I can't get Ingress to work on GKE, owing to health check failures. I've tried all of the debugging steps I can think of, including:
- Verified I'm not running low on any quotas
- Verified that my service is accessible from within the cluster
- Verified that my service works behind a k8s/GKE Load Balancer.
- Verified that
healthz
checks are passing in Stackdriver logs
... I'd love any advice about how to debug or fix. Details below!

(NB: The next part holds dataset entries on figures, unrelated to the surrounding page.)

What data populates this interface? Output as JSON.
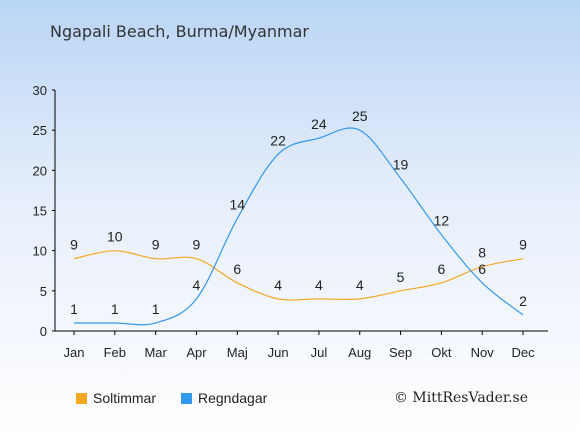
{
  "title": "Ngapali Beach, Burma/Myanmar",
  "copyright": "© MittResVader.se",
  "chart_data": {
    "type": "line",
    "categories": [
      "Jan",
      "Feb",
      "Mar",
      "Apr",
      "Maj",
      "Jun",
      "Jul",
      "Aug",
      "Sep",
      "Okt",
      "Nov",
      "Dec"
    ],
    "yticks": [
      "0",
      "5",
      "10",
      "15",
      "20",
      "25",
      "30"
    ],
    "ylim": [
      0,
      30
    ],
    "grid": false,
    "legend_position": "bottom-left",
    "series": [
      {
        "name": "Soltimmar",
        "color": "#f5a623",
        "values": [
          9,
          10,
          9,
          9,
          6,
          4,
          4,
          4,
          5,
          6,
          8,
          9
        ],
        "labels": [
          "9",
          "10",
          "9",
          "9",
          "6",
          "4",
          "4",
          "4",
          "5",
          "6",
          "8",
          "9"
        ]
      },
      {
        "name": "Regndagar",
        "color": "#3399ee",
        "values": [
          1,
          1,
          1,
          4,
          14,
          22,
          24,
          25,
          19,
          12,
          6,
          2
        ],
        "labels": [
          "1",
          "1",
          "1",
          "4",
          "14",
          "22",
          "24",
          "25",
          "19",
          "12",
          "6",
          "2"
        ]
      }
    ]
  }
}
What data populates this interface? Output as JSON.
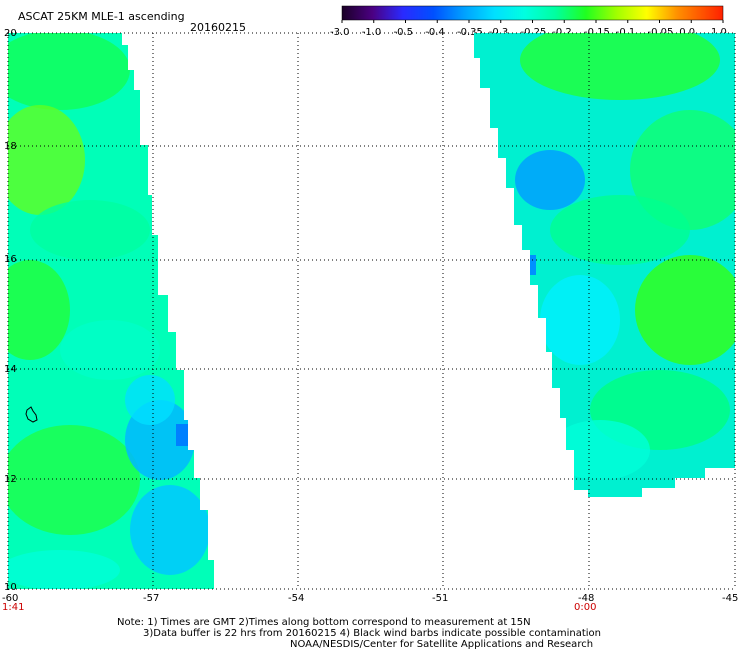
{
  "header": {
    "title": "ASCAT 25KM MLE-1 ascending",
    "date": "20160215"
  },
  "colorbar": {
    "labels": [
      "-3.0",
      "-1.0",
      "-0.5",
      "-0.4",
      "-0.35",
      "-0.3",
      "-0.25",
      "-0.2",
      "-0.15",
      "-0.1",
      "-0.05",
      "0.0",
      "1.0"
    ],
    "colors": [
      "#1a0026",
      "#4b0082",
      "#2a2aff",
      "#0070ff",
      "#00a8ff",
      "#00e0ff",
      "#00ffd8",
      "#00ff90",
      "#20ff20",
      "#90ff00",
      "#ffff00",
      "#ff8000",
      "#ff2000"
    ]
  },
  "map": {
    "lat_labels": [
      "20",
      "18",
      "16",
      "14",
      "12",
      "10"
    ],
    "lon_labels": [
      "-60",
      "-57",
      "-54",
      "-51",
      "-48",
      "-45"
    ],
    "time_labels": {
      "left": "1:41",
      "right": "0:00"
    },
    "time_color": "#cc0000"
  },
  "notes": {
    "line1": "Note: 1) Times are GMT 2)Times along bottom correspond to measurement at 15N",
    "line2": "3)Data buffer is 22 hrs from 20160215 4) Black wind barbs indicate possible contamination",
    "line3": "NOAA/NESDIS/Center for Satellite Applications and Research"
  }
}
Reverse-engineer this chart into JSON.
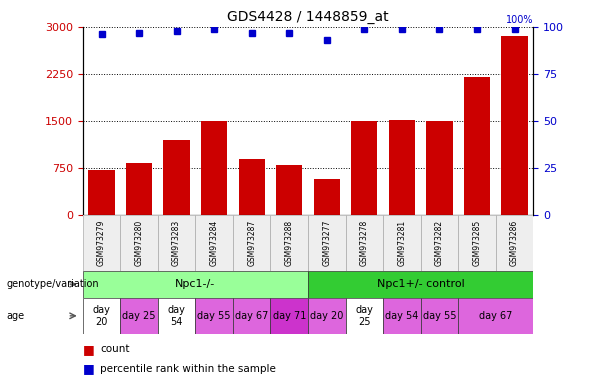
{
  "title": "GDS4428 / 1448859_at",
  "samples": [
    "GSM973279",
    "GSM973280",
    "GSM973283",
    "GSM973284",
    "GSM973287",
    "GSM973288",
    "GSM973277",
    "GSM973278",
    "GSM973281",
    "GSM973282",
    "GSM973285",
    "GSM973286"
  ],
  "counts": [
    720,
    830,
    1200,
    1500,
    900,
    800,
    580,
    1500,
    1520,
    1500,
    2200,
    2850
  ],
  "percentiles": [
    96,
    97,
    98,
    99,
    97,
    97,
    93,
    99,
    99,
    99,
    99,
    99
  ],
  "bar_color": "#cc0000",
  "dot_color": "#0000cc",
  "ylim_left": [
    0,
    3000
  ],
  "ylim_right": [
    0,
    100
  ],
  "yticks_left": [
    0,
    750,
    1500,
    2250,
    3000
  ],
  "yticks_right": [
    0,
    25,
    50,
    75,
    100
  ],
  "genotype_groups": [
    {
      "label": "Npc1-/-",
      "start": 0,
      "end": 6,
      "color": "#99ff99"
    },
    {
      "label": "Npc1+/- control",
      "start": 6,
      "end": 12,
      "color": "#33cc33"
    }
  ],
  "age_spans": [
    {
      "label": "day\n20",
      "start": 0,
      "end": 1,
      "color": "#ffffff"
    },
    {
      "label": "day 25",
      "start": 1,
      "end": 2,
      "color": "#dd66dd"
    },
    {
      "label": "day\n54",
      "start": 2,
      "end": 3,
      "color": "#ffffff"
    },
    {
      "label": "day 55",
      "start": 3,
      "end": 4,
      "color": "#dd66dd"
    },
    {
      "label": "day 67",
      "start": 4,
      "end": 5,
      "color": "#dd66dd"
    },
    {
      "label": "day 71",
      "start": 5,
      "end": 6,
      "color": "#cc33cc"
    },
    {
      "label": "day 20",
      "start": 6,
      "end": 7,
      "color": "#dd66dd"
    },
    {
      "label": "day\n25",
      "start": 7,
      "end": 8,
      "color": "#ffffff"
    },
    {
      "label": "day 54",
      "start": 8,
      "end": 9,
      "color": "#dd66dd"
    },
    {
      "label": "day 55",
      "start": 9,
      "end": 10,
      "color": "#dd66dd"
    },
    {
      "label": "day 67",
      "start": 10,
      "end": 12,
      "color": "#dd66dd"
    }
  ],
  "tick_color_left": "#cc0000",
  "tick_color_right": "#0000cc"
}
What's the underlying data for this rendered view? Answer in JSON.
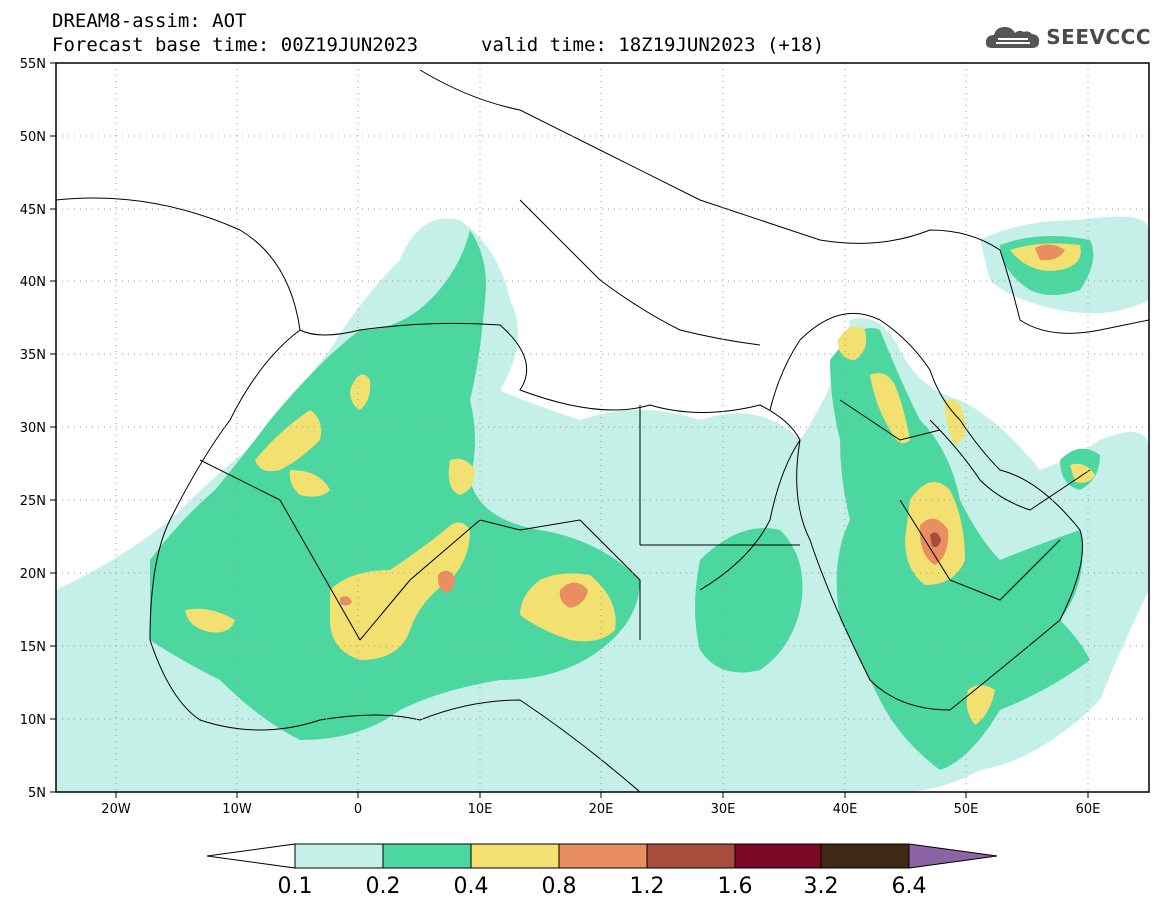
{
  "header": {
    "title": "DREAM8-assim: AOT",
    "base_time": "Forecast base time: 00Z19JUN2023",
    "valid_time": "valid time: 18Z19JUN2023 (+18)",
    "logo_text": "SEEVCCC"
  },
  "axes": {
    "lat_labels": [
      "55N",
      "50N",
      "45N",
      "40N",
      "35N",
      "30N",
      "25N",
      "20N",
      "15N",
      "10N",
      "5N"
    ],
    "lon_labels": [
      "20W",
      "10W",
      "0",
      "10E",
      "20E",
      "30E",
      "40E",
      "50E",
      "60E"
    ],
    "lat_range": [
      5,
      55
    ],
    "lon_range": [
      -25,
      65
    ]
  },
  "colorbar": {
    "levels": [
      "0.1",
      "0.2",
      "0.4",
      "0.8",
      "1.2",
      "1.6",
      "3.2",
      "6.4"
    ],
    "colors": [
      "#ffffff",
      "#c4f0e8",
      "#4cd6a0",
      "#f2e070",
      "#e88e60",
      "#a84c3c",
      "#7c0828",
      "#402814",
      "#8c64a4"
    ]
  },
  "colors": {
    "c1": "#c4f0e8",
    "c2": "#4cd6a0",
    "c3": "#f2e070",
    "c4": "#e88e60",
    "c5": "#a84c3c"
  }
}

I have set up a service with type LoadBalancer
on GKE. Works great via external IP:
apiVersion: v1
kind: Service
metadata:
name: echoserver
namespace: es
spec:
ports:
- port: 80
targetPort: 8080
protocol: TCP
type: LoadBalancer
selector:
app: echoserver
Then I try setting up an Ingress on top of this same service:
apiVersion: extensions/v1beta1
kind: Ingress
metadata:
name: echoserver-ingress
namespace: es
annotations:
kubernetes.io/ingress.class: "gce"
kubernetes.io/ingress.global-static-ip-name: "echoserver-global-ip"
spec:
backend:
serviceName: echoserver
servicePort: 80
The Ingress gets created, but it thinks the backend nodes are unhealthy:
$ kubectl --namespace es describe ingress echoserver-ingress | grep backends
backends: {"k8s-be-31102--<snipped>":"UNHEALTHY"}
Inspecting the state of the Ingress backend in the GKE web console, I see the same thing:
The health check details appear as expected:
... and from within a pod in my cluster I can call the service successfully:
# curl -vvv echoserver 2>&1 | grep "< HTTP"
< HTTP/1.0 200 OK
# curl -vvv echoserver/healthz 2>&1 | grep "< HTTP"
< HTTP/1.0 200 OK
And I can address the service by NodePort:
# curl -vvv 10.0.1.1:31102 2>&1 | grep "< HTTP"
< HTTP/1.0 200 OK
(Which goes without saying, because the Load Balancer service I set up in step 1 resulted in a web site that's working just fine.)
I also see healthz
checks passing in Stackdriver logs:
Regarding quotas, I check and see I'm only using 3 of 30 backend services:
$ gcloud compute project-info describe | grep -A 1 -B 1 BACKEND_SERVICES
- limit: 30.0
metric: BACKEND_SERVICES
usage: 3.0
You have configured the timeout value to be 1 second. Perhaps increasing it to 5 seconds will solve the issue.